Some did and some did not. Differing views were held by both Southerners and Northeners – just mostly at different times. If you are taught that an evil is “normal,” it is difficult to break away from “normal” thinking.
It’s difficult to believe, but some men my age have thought that women are to be treated as less than full adults. That thinking continues long after slavery is over and women have the vote. Even some women believe it – just as there were probably slaves who fought for the Confederacy or who thought that they were better off to remain slaves.
No, it was about slavery primarily. But it was also about States’ Rights and still other things which aren’t written in some Southern proclamation.
The states are still battling over States’ Rights in such matters as requiring voter ID’s, requiring parental notification for abortions for females under the age of 18, requiring misinformation be imparted by doctors to pregnant women who are considering abortion. The list goes on. And it is a kind of slavery that some find quite “normal.”
I raise these last issues only to illustrate my points and not to introduce another subject.
Pure unadulterated nonsense.
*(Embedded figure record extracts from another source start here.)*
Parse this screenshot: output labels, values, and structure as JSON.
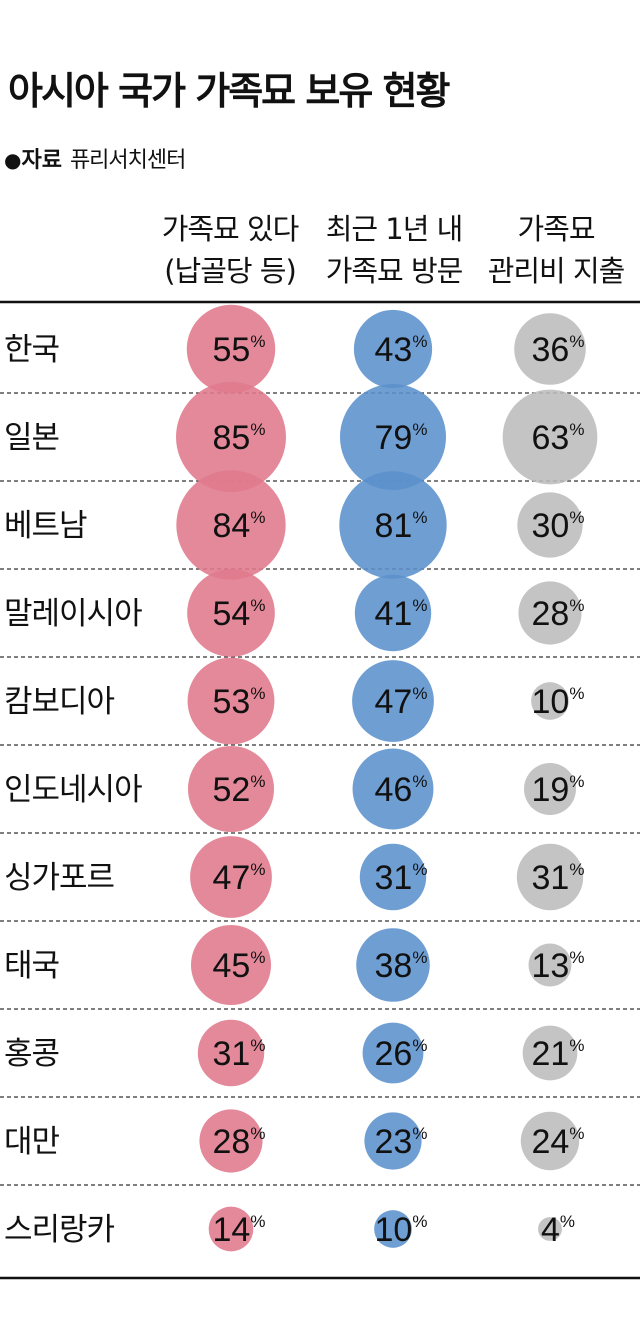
{
  "title": "아시아 국가 가족묘 보유 현황",
  "source": {
    "label": "자료",
    "value": "퓨리서치센터"
  },
  "columns": [
    {
      "line1": "가족묘 있다",
      "line2": "(납골당 등)"
    },
    {
      "line1": "최근 1년 내",
      "line2": "가족묘 방문"
    },
    {
      "line1": "가족묘",
      "line2": "관리비 지출"
    }
  ],
  "colors": {
    "series1": "#e0798c",
    "series2": "#5b91cc",
    "series3": "#bcbcbc",
    "rule": "#111111"
  },
  "chart_data": {
    "type": "table",
    "unit": "%",
    "categories": [
      "한국",
      "일본",
      "베트남",
      "말레이시아",
      "캄보디아",
      "인도네시아",
      "싱가포르",
      "태국",
      "홍콩",
      "대만",
      "스리랑카"
    ],
    "series": [
      {
        "values": [
          55,
          85,
          84,
          54,
          53,
          52,
          47,
          45,
          31,
          28,
          14
        ]
      },
      {
        "values": [
          43,
          79,
          81,
          41,
          47,
          46,
          31,
          38,
          26,
          23,
          10
        ]
      },
      {
        "values": [
          36,
          63,
          30,
          28,
          10,
          19,
          31,
          13,
          21,
          24,
          4
        ]
      }
    ]
  }
}
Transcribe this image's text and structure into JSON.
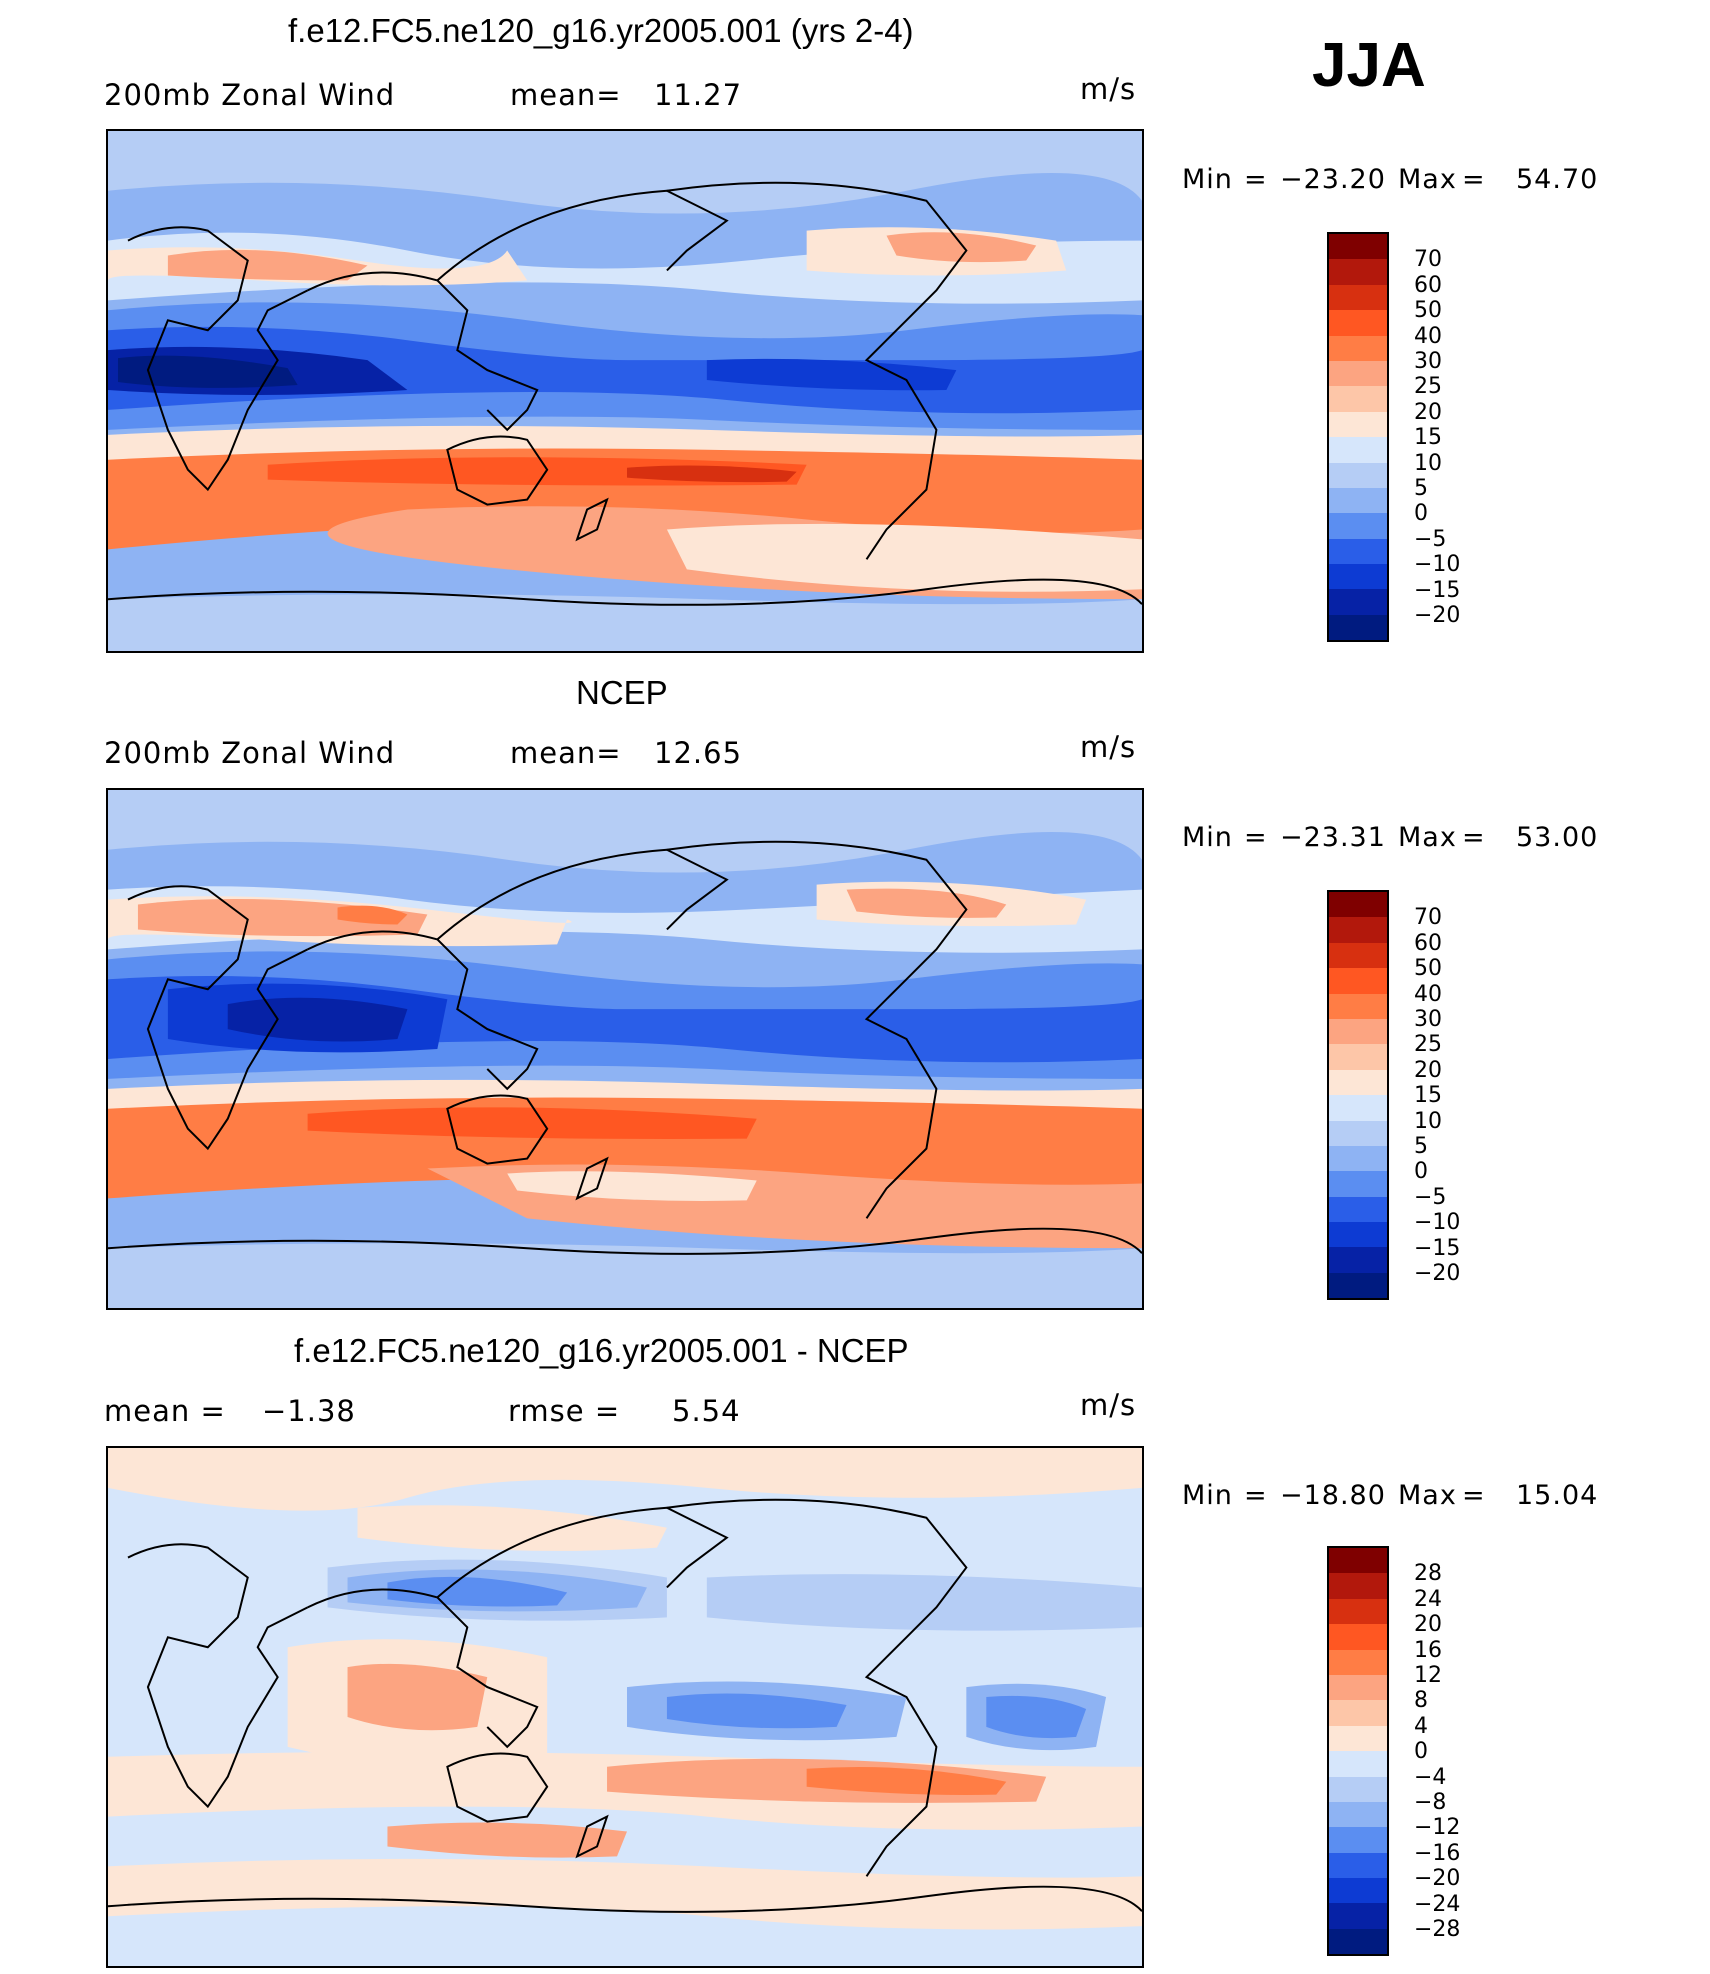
{
  "season": "JJA",
  "panels": [
    {
      "title": "f.e12.FC5.ne120_g16.yr2005.001 (yrs 2-4)",
      "left_label": "200mb Zonal Wind",
      "stat_label": "mean=",
      "stat_value": "11.27",
      "units": "m/s",
      "minmax": {
        "min_label": "Min",
        "eq": "=",
        "min": "−23.20",
        "max_label": "Max",
        "max": "54.70"
      },
      "colorbar": {
        "labels": [
          "70",
          "60",
          "50",
          "40",
          "30",
          "25",
          "20",
          "15",
          "10",
          "5",
          "0",
          "−5",
          "−10",
          "−15",
          "−20"
        ],
        "colors": [
          "#7f0000",
          "#b2180c",
          "#d73010",
          "#ff5722",
          "#ff7d45",
          "#fca481",
          "#fdc6a8",
          "#fde6d6",
          "#d6e6fb",
          "#b5cdf5",
          "#8eb3f3",
          "#5b8ef1",
          "#2a5ee8",
          "#0d3bd3",
          "#0622a6",
          "#001b80"
        ]
      }
    },
    {
      "title": "NCEP",
      "left_label": "200mb Zonal Wind",
      "stat_label": "mean=",
      "stat_value": "12.65",
      "units": "m/s",
      "minmax": {
        "min_label": "Min",
        "eq": "=",
        "min": "−23.31",
        "max_label": "Max",
        "max": "53.00"
      },
      "colorbar": {
        "labels": [
          "70",
          "60",
          "50",
          "40",
          "30",
          "25",
          "20",
          "15",
          "10",
          "5",
          "0",
          "−5",
          "−10",
          "−15",
          "−20"
        ],
        "colors": [
          "#7f0000",
          "#b2180c",
          "#d73010",
          "#ff5722",
          "#ff7d45",
          "#fca481",
          "#fdc6a8",
          "#fde6d6",
          "#d6e6fb",
          "#b5cdf5",
          "#8eb3f3",
          "#5b8ef1",
          "#2a5ee8",
          "#0d3bd3",
          "#0622a6",
          "#001b80"
        ]
      }
    },
    {
      "title": "f.e12.FC5.ne120_g16.yr2005.001 - NCEP",
      "left_label": "mean =",
      "left_value": "−1.38",
      "stat_label": "rmse =",
      "stat_value": "5.54",
      "units": "m/s",
      "minmax": {
        "min_label": "Min",
        "eq": "=",
        "min": "−18.80",
        "max_label": "Max",
        "max": "15.04"
      },
      "colorbar": {
        "labels": [
          "28",
          "24",
          "20",
          "16",
          "12",
          "8",
          "4",
          "0",
          "−4",
          "−8",
          "−12",
          "−16",
          "−20",
          "−24",
          "−28"
        ],
        "colors": [
          "#7f0000",
          "#b2180c",
          "#d73010",
          "#ff5722",
          "#ff7d45",
          "#fca481",
          "#fdc6a8",
          "#fde6d6",
          "#d6e6fb",
          "#b5cdf5",
          "#8eb3f3",
          "#5b8ef1",
          "#2a5ee8",
          "#0d3bd3",
          "#0622a6",
          "#001b80"
        ]
      }
    }
  ]
}
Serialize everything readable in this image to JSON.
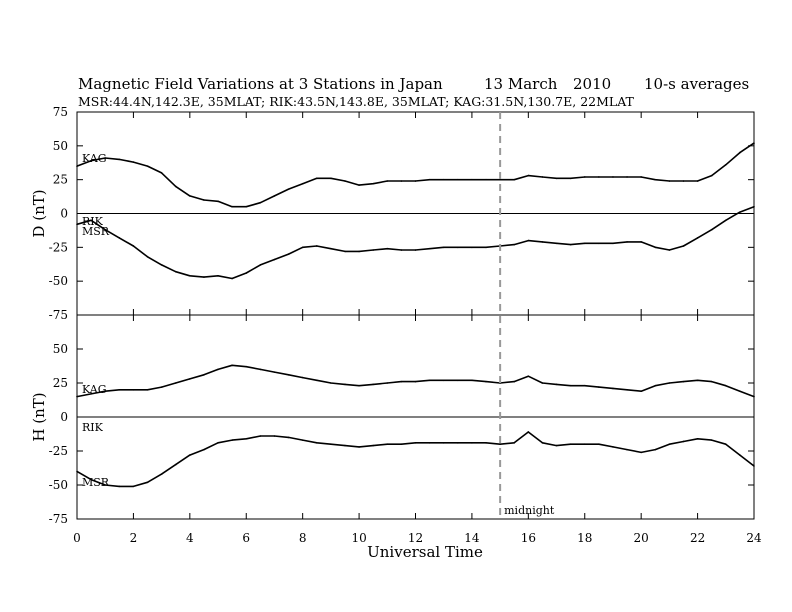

The simple existence of Fort Sumter was in no way an act of aggression and cannot reasonably be viewed as such. Trying to call its very existence an act of aggression while acting as if firing upon it wasn’t the first act of the Civil War and wasn’t military aggression is thoroughly ridiculous. I note that you’ve failed to address your equally cognitively dissonant and disingenuous claim that
Again, this did not occur until after the South started the war by firing on Fort Sumter.
Truly absurd. Despite the fact that Lincoln did not start the war, did nothing to suppress the South’s insurrection for four months, and the fact that the South started the war, you somehow are still able to pin the blame on Lincoln. That you could even consider the Civil War to be a War of Northern Aggression while admitting that the South started the war but still blame the start of the war on Lincoln is such cognitive dissonance that it boggles the mind.
Again, how you can perceive the existence of a fort as an equal or greater act of aggression than firing on it is truly bizarre.
The fact that he spent four months with the South in open rebellion without ordering the troops into the South isn’t enough of a clue? I’ve no doubt that if it wasn’t Sumter the CSA would have opened fire on the Union first at some other place. Again, it is absurd that you place the onus of aggression on Lincoln while at the same time admitting that he didn’t commit the first overt act of aggression, and in fact went out of his way not to.
Eh, the forts existed before secession. Secession wasn’t recognized as legitimate by the North. Leaving the forts there while things were being sorted out isn’t really aggression, although it qualifies as refusing to back down and perhaps courting a fight.
Not really…more like "“we’re leaving, and we’ll be taking this fine military fort you built and paid for.” Southern states seized forts, arsenals, and weapons everywhere they could. Of course they justified it as the exigency of war, and they were in need of arms. But they didn’t buy these things nor return them to the Federal government, they took them.
Mind you, this was a South that had solidly opposed the old government spending any money on “internal improvements” for decades, on the claim that it wasn’t right for the Federal government to spend money on things localities and individual states would subsequently own. But when they wanted these Federally-funded improvements, they took them without apology.
Well, yeah, probably. But that’s not what happened. What actually happened was the South started the political ball rolling by secession, the “war on property” ball rolling by taking forts and arsenals, and the shooting war rolling by firing on Sumter. It’s not like they get “credit” for the idea that they “didn’t have to be” the aggressors, any more than their abortive late-war plan to arm some slaves earns them “credit” for emancipation. Stuff that didn’t happen didn’t happen.